The Chi-square test was conducted to determine the relationship between the protective measures and reduction of infection and death of COVID-19. The association between the preventive health measures and health outcomes of COVID-19 was significant (p = .001). The participants using masks appropriately had lower probability of getting infection (p = .001). Further, the participants using face masks properly were less likely to develop serious health conditions than the participants not using face masks (Table 3). The participants washing and cleaning hands by soaps/hand sanitizers appropriately had reduced risk of infection (p = .005), hospitalization (p = .02), ICU admission (p = .05) and death (p = .005). Of note, new cases and fatalities of COVID-19 reduced significantly among the participants maintaining social distance in outside (p = .03 and p = .01), avoiding gatherings (p = .001 and p = .005), long distance travels (p = .05 and p = .04), hand shaking (p = .05 and p = .01) and following restrictions associated with COVID-19 (p = .002 and p = .03).

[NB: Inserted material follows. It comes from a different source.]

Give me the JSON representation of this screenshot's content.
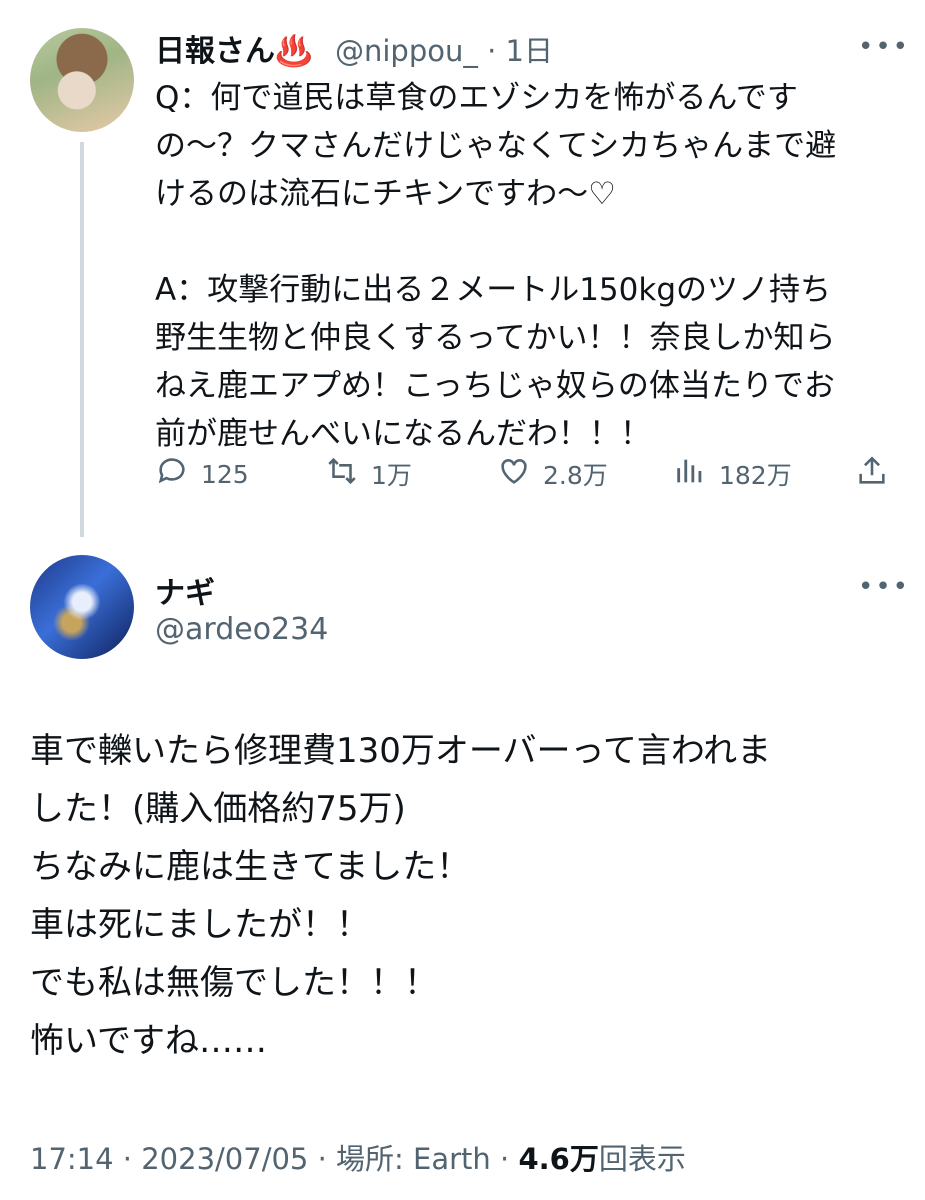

Health practitioners including doctors, nurses, technicians and ward boys using PPE and hand gloves during the duty hours had significantly reduced chances of infection (p = .02) and death (p = .001) due to COVID-19. On the contrary, the participants not following the preventive health measures were more likely to get infected, hospitalized and death due to COVID-19 (Table 3).

Table 3. Measures of association among the preventive measures and COVID-19 related health outcomes.

Logistic regression analyses

In the regression analysis, both multivariate and univariate analysis were conducted. Among the sociodemographic factors, age, sex, monthly income and access to health facilities were considered for the analysis. Male participants had higher odds of infection (OR: 1.91, 95% CI: 1.13–2.74). Further, the participants aged above 40 years had higher odds of infection (OR: 2.93, 95% CI: 1.95–4.24) of COVID-19. However, participants with better access to health facilities and guidelines had lower odds of infection (OR: 0.71 95% CI: 0.39–1.61). The participants following the health guidelines appropriately had lower risks of infection and death. Participants using masks properly had a lower odds of infection (OR: 0.02, 95% CI: 0.01–0.43) during the second wave. The risk of getting infected was also low in people maintaining social distances (OR: 0.04, 95% CI: 0.01–0.33), avoiding crowded places (OR: 0.07, 95% CI: 0.02–0.19) and avoiding hand shaking (OR: 0.17, 95% CI: 0.09–0.41) (Table 4). Doctors and health workers using PPE and hand gloves in duty hours had reduced risks of infection (OR: 0.10, 95% CI: 0.04–0.63). In multivariate regression model, this study also found that preventive health measures had reduced the risks of infection among the study population. In age adjusted odds ratio, lower risk of infection was detected in mask users (aOR: 0.04, 95% CI: 0.02–0.43), people keeping hands clean (aOR: 0.46, 95% CI: 0.27–0.97) and maintaining social distances (aOR: 0.23, 95% CI: 0.17–0.91) (Table 4).

Table 4. Logistic regression analyses among the preventive measures and different parameters of COVID-19 pandemic.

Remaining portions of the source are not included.